A eleição presidencial de 2022 expôs um Brasil profundamente fraturado politicamente. Uma possível razão dessa ruptura política exposta atualmente pode ser compreendida a partir da abordagem de natureza econômica.

Isso porque o primeiro quinto do século 21 marca o aguçamento de dinâmicas extremas e inversas no interior do território nacional. Sob a lente da produção e da população em âmbito municipal, conforme apontado pelas informações oficiais do IBGE, pode-se observar o quanto a submissão à economia financeirizada e assentada no modelo primário-exportador terminou por transformar significativamente o país durante as últimas duas décadas.

Em conformidade com a base de informações referentes ao Produto Interno Bruto (PIB) e ao contingente de residentes em cada uma das 5.570 unidades municipais tornou-se possível construir uma radiografia geral sobre a trajetória cindida do conjunto dos brasileiros a partir do comportamento econômico nacional. Entre os anos de 2002 e 2020, por exemplo, a série de dados estatísticos sistematizados apresentada a seguir permite identificar o destino de uma nação profundamente fraturada entre a prosperidade e a decadência vigente no território a corroer a própria coesão interna.

De um lado, a prosperidade que atingiu a 66,9% dos municípios brasileiros que respondem por 53,2% do total da população no ano de 2020. No período de tempo referente aos anos de 2002 a 2020, o crescimento econômico deste conjunto de municípios de pequenos e medianos em termos populacionais esteve bem acima da variação média anual do PIB nacional (2,3%).
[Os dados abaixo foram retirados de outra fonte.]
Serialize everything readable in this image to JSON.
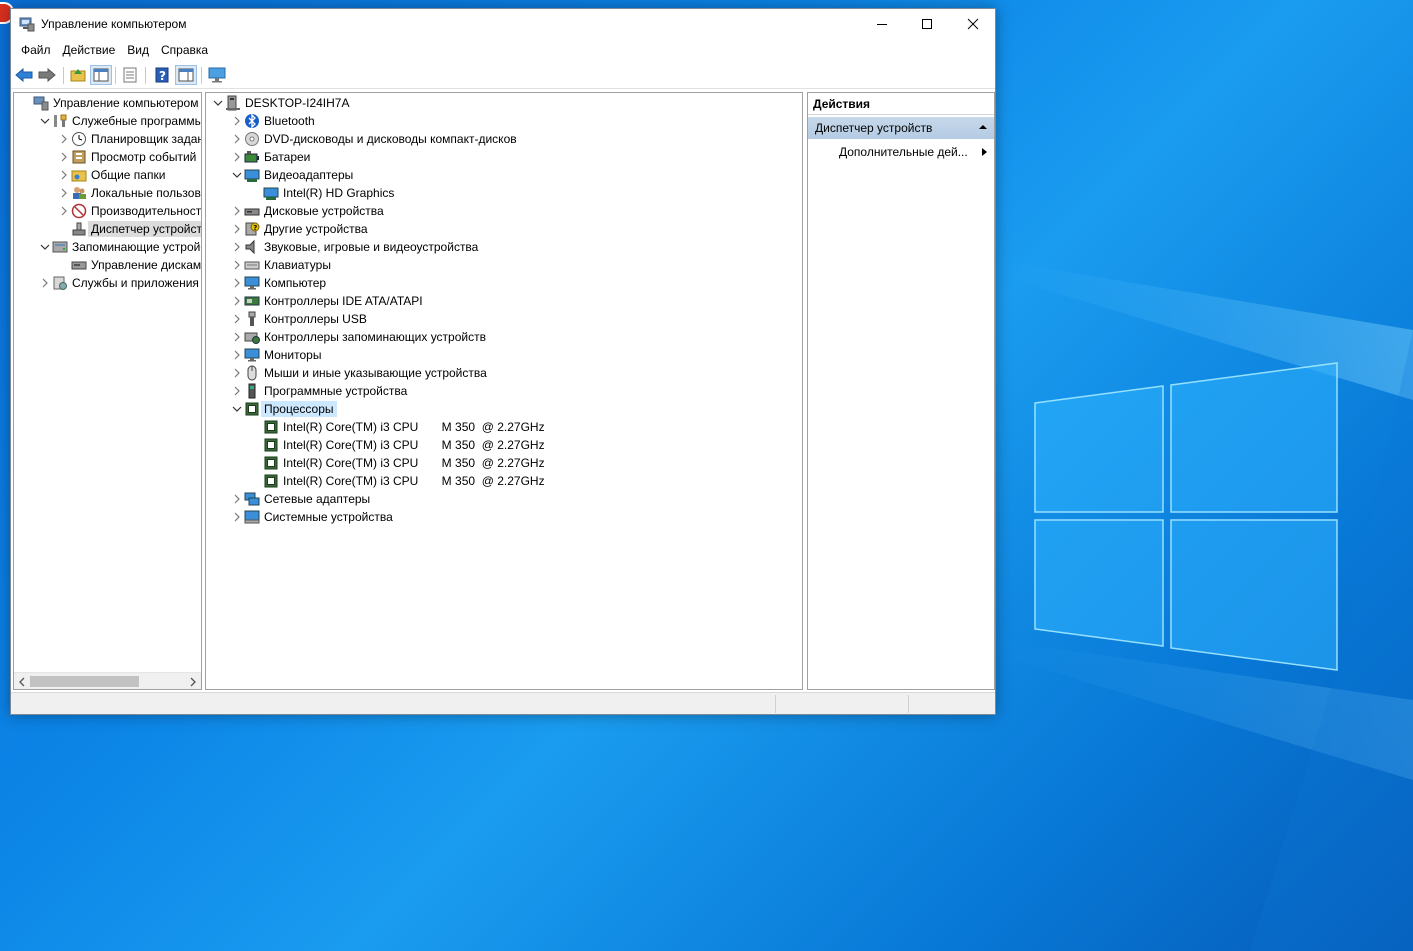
{
  "window": {
    "title": "Управление компьютером",
    "menu": [
      "Файл",
      "Действие",
      "Вид",
      "Справка"
    ]
  },
  "left_tree": [
    {
      "label": "Управление компьютером (л",
      "level": 0,
      "expander": "none",
      "icon": "computer-management-icon"
    },
    {
      "label": "Служебные программы",
      "level": 1,
      "expander": "expanded",
      "icon": "tools-icon"
    },
    {
      "label": "Планировщик заданий",
      "level": 2,
      "expander": "collapsed",
      "icon": "clock-icon"
    },
    {
      "label": "Просмотр событий",
      "level": 2,
      "expander": "collapsed",
      "icon": "event-viewer-icon"
    },
    {
      "label": "Общие папки",
      "level": 2,
      "expander": "collapsed",
      "icon": "shared-folder-icon"
    },
    {
      "label": "Локальные пользовате",
      "level": 2,
      "expander": "collapsed",
      "icon": "users-icon"
    },
    {
      "label": "Производительность",
      "level": 2,
      "expander": "collapsed",
      "icon": "performance-icon"
    },
    {
      "label": "Диспетчер устройств",
      "level": 2,
      "expander": "none",
      "icon": "device-manager-icon",
      "selected": true
    },
    {
      "label": "Запоминающие устройст",
      "level": 1,
      "expander": "expanded",
      "icon": "storage-icon"
    },
    {
      "label": "Управление дисками",
      "level": 2,
      "expander": "none",
      "icon": "disk-management-icon"
    },
    {
      "label": "Службы и приложения",
      "level": 1,
      "expander": "collapsed",
      "icon": "services-icon"
    }
  ],
  "device_tree": [
    {
      "label": "DESKTOP-I24IH7A",
      "level": 0,
      "expander": "expanded",
      "icon": "computer-icon"
    },
    {
      "label": "Bluetooth",
      "level": 1,
      "expander": "collapsed",
      "icon": "bluetooth-icon"
    },
    {
      "label": "DVD-дисководы и дисководы компакт-дисков",
      "level": 1,
      "expander": "collapsed",
      "icon": "dvd-icon"
    },
    {
      "label": "Батареи",
      "level": 1,
      "expander": "collapsed",
      "icon": "battery-icon"
    },
    {
      "label": "Видеоадаптеры",
      "level": 1,
      "expander": "expanded",
      "icon": "display-adapter-icon"
    },
    {
      "label": "Intel(R) HD Graphics",
      "level": 2,
      "expander": "none",
      "icon": "display-adapter-icon"
    },
    {
      "label": "Дисковые устройства",
      "level": 1,
      "expander": "collapsed",
      "icon": "disk-drive-icon"
    },
    {
      "label": "Другие устройства",
      "level": 1,
      "expander": "collapsed",
      "icon": "unknown-device-icon"
    },
    {
      "label": "Звуковые, игровые и видеоустройства",
      "level": 1,
      "expander": "collapsed",
      "icon": "speaker-icon"
    },
    {
      "label": "Клавиатуры",
      "level": 1,
      "expander": "collapsed",
      "icon": "keyboard-icon"
    },
    {
      "label": "Компьютер",
      "level": 1,
      "expander": "collapsed",
      "icon": "monitor-icon"
    },
    {
      "label": "Контроллеры IDE ATA/ATAPI",
      "level": 1,
      "expander": "collapsed",
      "icon": "ide-controller-icon"
    },
    {
      "label": "Контроллеры USB",
      "level": 1,
      "expander": "collapsed",
      "icon": "usb-icon"
    },
    {
      "label": "Контроллеры запоминающих устройств",
      "level": 1,
      "expander": "collapsed",
      "icon": "storage-controller-icon"
    },
    {
      "label": "Мониторы",
      "level": 1,
      "expander": "collapsed",
      "icon": "monitor-icon"
    },
    {
      "label": "Мыши и иные указывающие устройства",
      "level": 1,
      "expander": "collapsed",
      "icon": "mouse-icon"
    },
    {
      "label": "Программные устройства",
      "level": 1,
      "expander": "collapsed",
      "icon": "software-device-icon"
    },
    {
      "label": "Процессоры",
      "level": 1,
      "expander": "expanded",
      "icon": "processor-icon",
      "selected": true
    },
    {
      "label": "Intel(R) Core(TM) i3 CPU       M 350  @ 2.27GHz",
      "level": 2,
      "expander": "none",
      "icon": "processor-icon"
    },
    {
      "label": "Intel(R) Core(TM) i3 CPU       M 350  @ 2.27GHz",
      "level": 2,
      "expander": "none",
      "icon": "processor-icon"
    },
    {
      "label": "Intel(R) Core(TM) i3 CPU       M 350  @ 2.27GHz",
      "level": 2,
      "expander": "none",
      "icon": "processor-icon"
    },
    {
      "label": "Intel(R) Core(TM) i3 CPU       M 350  @ 2.27GHz",
      "level": 2,
      "expander": "none",
      "icon": "processor-icon"
    },
    {
      "label": "Сетевые адаптеры",
      "level": 1,
      "expander": "collapsed",
      "icon": "network-adapter-icon"
    },
    {
      "label": "Системные устройства",
      "level": 1,
      "expander": "collapsed",
      "icon": "system-device-icon"
    }
  ],
  "actions": {
    "header": "Действия",
    "section": "Диспетчер устройств",
    "item": "Дополнительные дей..."
  },
  "colors": {
    "desktop": "#0b84e6",
    "selection": "#cce8ff",
    "actions_section": "#b4cbe3"
  }
}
A consequência disso foi o aumento de 40,1% na participação no PIB nacional por parte desse conjunto de municípios prósperos. Em 2020, quase 67% dos municípios brasileiros assumiram a responsabilidade por 49,5% do Produto Interno Bruto do país, enquanto em 2002 era de apenas 35,3%. Do mesmo modo, o peso relativo desse conjunto de municípios afortunados no total da população cresceu 4,5%, passando de 50,9% do total da população, em 2002, para 53,2%, em 2020.

Dentre o conjunto dos 3.724 municípios com maior dinamismo econômico que a média nacional se destaca o subgrupo de cidades que apresentam ritmo chinês de expansão da produção. Entre os anos de 2002 e 2020, por exemplo, 11,1% do total dos municípios brasileiros registraram crescimento médio do PIB acima de 6% ao ano, o que equivaleu a quase três vezes superior ao verificado para o conjunto do Brasil.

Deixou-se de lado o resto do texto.